Are you opening over Easter?

Here’s some food for thought…

Easter is fast approaching and with it, a huge number of public holidays. Good Friday and Easter Monday are public holidays throughout Australia and in Victoria and New South Wales, Saturday and Sunday are also public holidays. Throw in ANZAC Day in the same week and restaurant and café owners around Australia are looking down the barrel of a week of penalty rates, peak times and perhaps fewer available employees.

 

Many foodservice venues are likely to close completely over this time or significantly reduce their trading hours, perhaps to reduce labour costs or take a break themselves. But others will be looking to capitalise on the time when people are looking to enjoy themselves (and skip the part where they have to cook for themselves)!

 

So, should you stay open or take a break yourself?

 

Are you in a busy tourist area?

If you’re somewhere the tourists flock to in holiday times you’re probably gearing up for one of the busiest weekends of the year.
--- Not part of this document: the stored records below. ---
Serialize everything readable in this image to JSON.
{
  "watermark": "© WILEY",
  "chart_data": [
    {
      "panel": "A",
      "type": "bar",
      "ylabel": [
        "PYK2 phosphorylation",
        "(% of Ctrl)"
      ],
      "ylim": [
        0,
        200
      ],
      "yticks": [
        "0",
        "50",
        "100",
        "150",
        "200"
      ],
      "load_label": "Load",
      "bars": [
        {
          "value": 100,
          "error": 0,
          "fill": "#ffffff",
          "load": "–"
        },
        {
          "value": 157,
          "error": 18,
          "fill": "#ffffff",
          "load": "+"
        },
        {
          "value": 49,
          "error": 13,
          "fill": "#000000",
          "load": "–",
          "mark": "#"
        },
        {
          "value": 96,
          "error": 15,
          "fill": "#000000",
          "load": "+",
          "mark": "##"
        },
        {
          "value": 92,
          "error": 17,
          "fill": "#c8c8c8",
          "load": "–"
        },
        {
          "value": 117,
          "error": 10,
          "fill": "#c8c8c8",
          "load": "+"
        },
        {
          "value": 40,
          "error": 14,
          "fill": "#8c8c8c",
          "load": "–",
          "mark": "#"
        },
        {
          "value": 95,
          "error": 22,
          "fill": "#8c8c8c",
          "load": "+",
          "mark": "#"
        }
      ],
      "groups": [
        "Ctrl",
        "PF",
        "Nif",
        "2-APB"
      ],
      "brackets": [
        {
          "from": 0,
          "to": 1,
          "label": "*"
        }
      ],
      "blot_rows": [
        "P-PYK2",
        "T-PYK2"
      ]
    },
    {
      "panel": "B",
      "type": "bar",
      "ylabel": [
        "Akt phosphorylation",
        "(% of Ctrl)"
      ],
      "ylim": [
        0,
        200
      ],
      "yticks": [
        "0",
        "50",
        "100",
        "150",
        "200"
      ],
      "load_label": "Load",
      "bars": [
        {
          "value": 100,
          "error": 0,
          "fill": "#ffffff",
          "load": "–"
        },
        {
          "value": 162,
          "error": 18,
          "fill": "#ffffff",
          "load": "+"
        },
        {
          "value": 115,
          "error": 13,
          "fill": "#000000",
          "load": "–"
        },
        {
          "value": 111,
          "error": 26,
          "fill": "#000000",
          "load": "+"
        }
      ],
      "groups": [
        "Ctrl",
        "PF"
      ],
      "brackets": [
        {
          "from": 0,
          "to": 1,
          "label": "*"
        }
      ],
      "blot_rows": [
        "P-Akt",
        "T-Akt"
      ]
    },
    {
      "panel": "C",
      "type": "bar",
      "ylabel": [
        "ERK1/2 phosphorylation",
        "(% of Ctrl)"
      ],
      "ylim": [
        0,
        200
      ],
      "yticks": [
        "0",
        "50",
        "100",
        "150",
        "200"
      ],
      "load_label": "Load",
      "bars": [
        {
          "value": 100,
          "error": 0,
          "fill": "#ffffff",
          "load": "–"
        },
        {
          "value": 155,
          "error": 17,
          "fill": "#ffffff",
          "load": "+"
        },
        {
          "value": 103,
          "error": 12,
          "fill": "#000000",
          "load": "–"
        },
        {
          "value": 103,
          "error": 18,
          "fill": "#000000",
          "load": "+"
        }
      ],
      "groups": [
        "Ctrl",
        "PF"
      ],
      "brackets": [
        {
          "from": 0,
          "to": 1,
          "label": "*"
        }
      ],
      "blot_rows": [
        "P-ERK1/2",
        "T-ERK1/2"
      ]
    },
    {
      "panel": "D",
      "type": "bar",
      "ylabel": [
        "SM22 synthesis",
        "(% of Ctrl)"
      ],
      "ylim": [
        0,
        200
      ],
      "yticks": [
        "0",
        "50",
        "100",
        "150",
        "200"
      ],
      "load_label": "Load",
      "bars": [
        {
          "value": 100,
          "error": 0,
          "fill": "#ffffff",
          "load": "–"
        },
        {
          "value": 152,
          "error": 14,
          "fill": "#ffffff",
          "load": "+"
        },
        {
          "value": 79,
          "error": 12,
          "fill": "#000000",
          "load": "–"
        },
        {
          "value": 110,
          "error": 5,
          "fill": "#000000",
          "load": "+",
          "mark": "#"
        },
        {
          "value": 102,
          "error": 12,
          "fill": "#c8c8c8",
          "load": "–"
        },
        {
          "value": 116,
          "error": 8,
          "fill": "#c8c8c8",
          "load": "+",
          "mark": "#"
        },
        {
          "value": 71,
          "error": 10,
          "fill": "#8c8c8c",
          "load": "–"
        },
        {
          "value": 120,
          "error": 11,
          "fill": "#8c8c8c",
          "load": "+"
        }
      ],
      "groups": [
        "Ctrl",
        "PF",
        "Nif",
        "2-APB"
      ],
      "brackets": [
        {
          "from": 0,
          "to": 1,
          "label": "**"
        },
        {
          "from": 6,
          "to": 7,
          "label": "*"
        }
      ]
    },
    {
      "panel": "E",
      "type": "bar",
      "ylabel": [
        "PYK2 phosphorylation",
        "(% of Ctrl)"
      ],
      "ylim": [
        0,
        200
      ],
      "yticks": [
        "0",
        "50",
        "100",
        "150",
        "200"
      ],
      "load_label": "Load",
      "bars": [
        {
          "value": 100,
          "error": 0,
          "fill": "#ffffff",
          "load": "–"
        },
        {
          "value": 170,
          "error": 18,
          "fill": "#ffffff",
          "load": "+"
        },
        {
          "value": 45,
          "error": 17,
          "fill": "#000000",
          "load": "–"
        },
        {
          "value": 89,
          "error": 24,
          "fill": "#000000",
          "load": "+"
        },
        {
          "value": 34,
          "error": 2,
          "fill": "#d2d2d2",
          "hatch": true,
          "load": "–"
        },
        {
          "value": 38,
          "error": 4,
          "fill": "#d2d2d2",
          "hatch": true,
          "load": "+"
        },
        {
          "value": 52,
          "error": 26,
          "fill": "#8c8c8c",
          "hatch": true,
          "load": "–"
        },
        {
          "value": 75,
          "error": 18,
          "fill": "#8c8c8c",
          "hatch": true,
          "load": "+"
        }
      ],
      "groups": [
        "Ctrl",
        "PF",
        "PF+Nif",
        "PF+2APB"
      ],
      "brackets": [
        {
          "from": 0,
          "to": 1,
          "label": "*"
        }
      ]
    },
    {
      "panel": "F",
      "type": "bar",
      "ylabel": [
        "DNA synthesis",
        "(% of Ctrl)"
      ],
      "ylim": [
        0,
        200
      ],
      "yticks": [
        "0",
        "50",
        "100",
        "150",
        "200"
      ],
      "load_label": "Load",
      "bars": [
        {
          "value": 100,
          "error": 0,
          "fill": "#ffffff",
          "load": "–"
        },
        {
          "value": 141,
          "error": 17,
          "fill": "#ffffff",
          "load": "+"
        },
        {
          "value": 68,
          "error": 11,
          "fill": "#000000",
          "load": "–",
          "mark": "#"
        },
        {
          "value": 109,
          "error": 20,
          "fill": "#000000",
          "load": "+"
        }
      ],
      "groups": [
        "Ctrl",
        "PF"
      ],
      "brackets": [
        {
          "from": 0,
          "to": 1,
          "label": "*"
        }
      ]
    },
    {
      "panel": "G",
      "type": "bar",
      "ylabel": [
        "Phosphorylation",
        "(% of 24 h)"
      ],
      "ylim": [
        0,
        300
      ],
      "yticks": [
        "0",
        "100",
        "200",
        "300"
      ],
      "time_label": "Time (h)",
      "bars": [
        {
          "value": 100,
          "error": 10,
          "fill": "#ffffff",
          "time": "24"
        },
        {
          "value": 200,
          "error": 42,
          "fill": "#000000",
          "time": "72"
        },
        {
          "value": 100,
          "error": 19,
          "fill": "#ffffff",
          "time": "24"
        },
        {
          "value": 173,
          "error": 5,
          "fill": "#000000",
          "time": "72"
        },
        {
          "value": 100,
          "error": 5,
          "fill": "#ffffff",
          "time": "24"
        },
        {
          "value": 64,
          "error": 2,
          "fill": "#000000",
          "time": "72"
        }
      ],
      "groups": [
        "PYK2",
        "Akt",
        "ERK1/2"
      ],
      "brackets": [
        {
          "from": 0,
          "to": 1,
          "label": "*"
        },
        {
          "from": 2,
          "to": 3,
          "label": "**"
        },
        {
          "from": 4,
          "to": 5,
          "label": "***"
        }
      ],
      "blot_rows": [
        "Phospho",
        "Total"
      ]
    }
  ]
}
With some careful planning this period could be one of your most profitable.

 

Can you offer reduced services?

Are you in the position you can offer some reduced services over the public holidays to keep costs to a minimum while also serving your customers? It may not seem like much, but labour costs do add up. If you are able to function effectively while being one or two employees down, it could positively impact your bottom line. You could also consider a shortened lunch service or premade hampers instead of ala carte.

 

Consider a public holiday surcharge

If wages are going to cripple your business, consider adding a reasonable public holiday surcharge that goes directly to your hard-working employees’ wages. Most diners don’t mind a surcharge if you explain openly what it is for.

 

Do you need a holiday?

Foodservice operators are among the hardest working people in the country. Have you stopped, taken a breath and considered taking the time off? Perhaps it’s a good time to reward your staff with a casual staff party? The lost revenue may be worth it for the recharge and team bonding.

 

There are so many factors to consider when approaching public holidays in the foodservice industry. With careful planning it can be the most profitable time of the year or it can bring unnecessary stress for all involved. Take the time now to consider your options and you’ll thank yourself at the end of the month.